Debating Ideas vise à refléter les valeurs et l’éthique éditoriale du Série de livres sur les arguments africains, publiant des écrits engagés, souvent radicaux, savants, originaux et militants sur le continent africain et au-delà. Il propose des débats et des engagements, des contextes et des controverses, ainsi que des critiques et des réponses découlant des livres African Arguments.
Dans le sillage de la pandémie de COVID-19 en Afrique du Sud rurale, les familles sont confrontées au défi de reconstruire leur vie dans un contexte de dévastation et de mort. Dans ces paysages, les familles recherchent des signes d’espoir – des opportunités qui déclencheront la possibilité d’un renouveau et d’une reconstruction. Dans les fermes rurales, ces signes sont souvent associés à des déplacements à l’étable ou au kraal (ebuhlanti) où les ancêtres visitent. Aujourd’hui, la plupart des kraals sont vides, mais ils sont conservés par les familles comme lieux de dialogue avec les ancêtres. Depuis le Covid, de nombreuses familles rurales guettent ces espaces à la recherche de signes de mouvement, de preuves d’espoir. Dans ce contexte, la présence des abeilles dans le kraal peut être significative.

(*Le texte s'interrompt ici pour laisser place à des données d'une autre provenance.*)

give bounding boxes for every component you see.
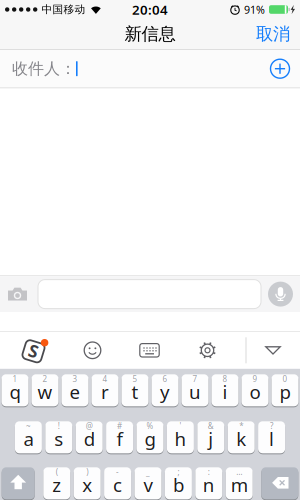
staticText: S [28,339,38,362]
staticText: 4 [102,374,108,384]
staticText: 8 [222,374,228,384]
staticText: ; [177,467,179,477]
staticText: b [173,472,184,497]
button[interactable]: 4 [92,374,118,407]
button[interactable]: 收起键盘 [246,332,300,368]
staticText: x [82,472,92,497]
button[interactable]: @ [76,421,103,454]
button[interactable]: 表情 [64,332,120,368]
staticText: c [113,472,122,497]
button[interactable]: 相机 [0,286,27,302]
staticText: w [38,379,52,404]
staticText: n [203,472,215,497]
button[interactable]: ! [45,421,72,454]
button[interactable]: 0 [272,374,298,407]
button[interactable]: & [197,421,224,454]
staticText: 20:04 [132,1,168,18]
staticText: : [208,467,210,477]
button[interactable]: # [106,421,133,454]
staticText: * [239,421,243,431]
staticText: k [236,426,246,451]
staticText: g [144,426,156,451]
staticText: j [208,426,213,451]
staticText: 收件人： [12,59,76,79]
button[interactable]: 9 [242,374,268,407]
staticText: o [250,379,260,404]
staticText: @ [86,421,93,431]
staticText: m [231,472,248,497]
button[interactable]: ? [258,421,285,454]
staticText: # [117,421,122,431]
staticText: 中国移动 [41,3,85,16]
staticText: % [146,421,154,431]
staticText: l [269,426,274,451]
button[interactable]: 键盘切换 [120,332,178,368]
staticText: f [117,426,123,451]
button[interactable]: 收件人 [0,50,264,88]
staticText: 2 [42,374,48,384]
button[interactable]: 删除 [261,467,298,500]
staticText: v [144,472,152,497]
staticText: … [236,467,242,477]
button[interactable]: - [104,467,131,500]
staticText: z [52,472,61,497]
button[interactable]: ~ [15,421,42,454]
staticText: _ [146,467,150,477]
staticText: t [132,379,138,404]
button[interactable]: 8 [212,374,238,407]
staticText: y [160,379,170,404]
button[interactable]: ( [43,467,70,500]
staticText: - [116,467,119,477]
staticText: 0 [282,374,288,384]
button[interactable]: Shift [2,467,35,500]
staticText: i [222,379,228,404]
button[interactable]: 5 [122,374,148,407]
staticText: h [174,426,186,451]
staticText: ! [58,421,60,431]
button[interactable]: 取消 [256,23,300,45]
button[interactable]: ; [165,467,192,500]
staticText: ~ [26,421,31,431]
button[interactable]: 7 [182,374,208,407]
button[interactable]: ) [74,467,101,500]
staticText: q [10,379,20,404]
staticText: 5 [132,374,138,384]
staticText: 新信息 [124,23,176,45]
staticText: 91% [244,2,265,17]
staticText: ) [86,467,88,477]
button[interactable]: 2 [32,374,58,407]
staticText: ' [179,421,181,431]
button[interactable]: _ [134,467,162,500]
staticText: d [84,426,95,451]
staticText: 6 [162,374,168,384]
button[interactable]: : [195,467,222,500]
button[interactable]: 1 [2,374,28,407]
staticText: ( [56,467,58,477]
button[interactable]: * [228,421,255,454]
staticText: a [23,426,33,451]
staticText: 3 [72,374,78,384]
button[interactable]: % [136,421,164,454]
staticText: & [208,421,214,431]
button[interactable]: 搜狗输入法 [6,332,64,368]
staticText: r [101,379,109,404]
staticText: 1 [12,374,18,384]
staticText: 7 [192,374,198,384]
button[interactable]: 设置 [178,332,236,368]
button[interactable]: 短信 [27,280,268,309]
button[interactable]: ' [167,421,194,454]
staticText: 9 [252,374,258,384]
button[interactable]: 添加联系人 [264,50,300,88]
staticText: ? [270,421,273,431]
staticText: e [70,379,80,404]
staticText: 取消 [256,23,290,45]
staticText: u [189,379,201,404]
button[interactable]: 6 [152,374,178,407]
staticText: s [54,426,63,451]
staticText: p [280,379,290,404]
button[interactable]: 3 [62,374,88,407]
button[interactable]: … [226,467,253,500]
button[interactable]: 语音 [268,282,300,307]
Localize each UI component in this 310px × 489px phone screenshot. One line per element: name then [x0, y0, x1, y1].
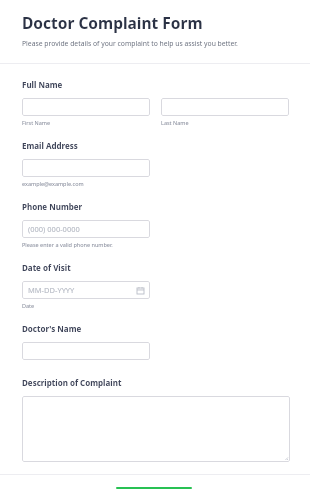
button[interactable]: First Name — [22, 98, 150, 116]
staticText: Doctor Complaint Form — [22, 12, 203, 33]
staticText: Date — [22, 302, 35, 309]
button[interactable]: Doctor's Name — [22, 342, 150, 360]
staticText: Last Name — [161, 119, 189, 126]
button[interactable]: Email Address — [22, 159, 150, 177]
staticText: Full Name — [22, 79, 63, 90]
staticText: MM-DD-YYYY — [28, 285, 75, 295]
staticText: Phone Number — [22, 201, 83, 212]
button[interactable]: Last Name — [161, 98, 289, 116]
staticText: (000) 000-0000 — [28, 224, 80, 234]
button[interactable]: Phone Number — [22, 220, 150, 238]
staticText: Please enter a valid phone number. — [22, 241, 113, 248]
button[interactable]: Description of Complaint — [22, 396, 290, 462]
staticText: Email Address — [22, 140, 78, 151]
button[interactable]: Submit — [116, 487, 192, 489]
staticText: example@example.com — [22, 180, 84, 187]
staticText: Please provide details of your complaint… — [22, 39, 238, 48]
staticText: Doctor's Name — [22, 323, 82, 334]
staticText: Description of Complaint — [22, 377, 122, 388]
staticText: First Name — [22, 119, 51, 126]
button[interactable]: Date of Visit — [22, 281, 150, 299]
staticText: Date of Visit — [22, 262, 71, 273]
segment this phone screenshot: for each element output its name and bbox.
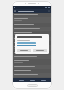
button[interactable] [41,80,46,81]
button[interactable]: Home [27,84,38,87]
button[interactable] [30,80,35,81]
button[interactable] [12,23,52,27]
button[interactable] [12,55,52,59]
button[interactable] [12,65,52,69]
button[interactable] [12,73,52,77]
button[interactable]: Text field [17,42,36,44]
button[interactable] [12,37,52,41]
button[interactable] [12,31,52,37]
button[interactable]: Navigate up [12,9,52,13]
button[interactable] [12,41,52,45]
button[interactable]: Navigate up [14,10,16,12]
button[interactable]: OK [33,49,47,52]
button[interactable] [12,59,52,65]
button[interactable] [12,78,52,82]
button[interactable] [19,80,24,81]
button[interactable] [12,17,52,23]
button[interactable] [12,27,52,31]
button[interactable] [12,51,52,55]
button[interactable] [12,13,52,17]
button[interactable] [12,45,52,51]
button[interactable]: Cancel [17,49,31,52]
button[interactable] [12,69,52,73]
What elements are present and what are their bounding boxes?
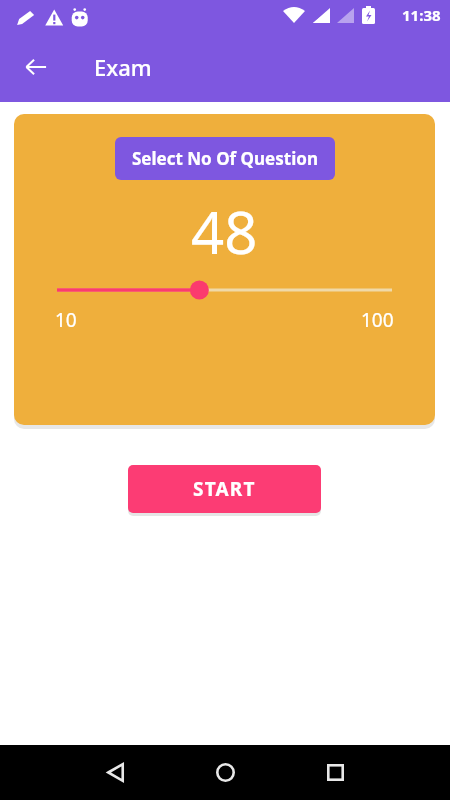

L’anthropologue bosniaque, Larisa Jasarevic, affirme que dans son pays, les abeilles sont censées être divinement inspirées par la connaissance. Ils ne se contentent pas d’aider à la pollinisation et de produire du miel à manger. Ils sont une espèce qui transmet des connaissances et soutient la vie humaine. Il existe de nombreuses références aux abeilles dans les écritures islamiques, dans lesquelles les abeilles sont associées au bien-être et à la longue vie. Invoquer les abeilles soulève souvent des questions profondes pour les musulmans bosniaques, comme si la fin est proche ou si les humains continueront à prospérer en tant qu’espèce ? Ils sont présents dans le l’imaginaire public en temps de mort et de crisey compris après la guerre civile en Bosnie dans les années 1990, ainsi qu’en cas de décès dans la famille. (voir Jasarevic 2023, 2024)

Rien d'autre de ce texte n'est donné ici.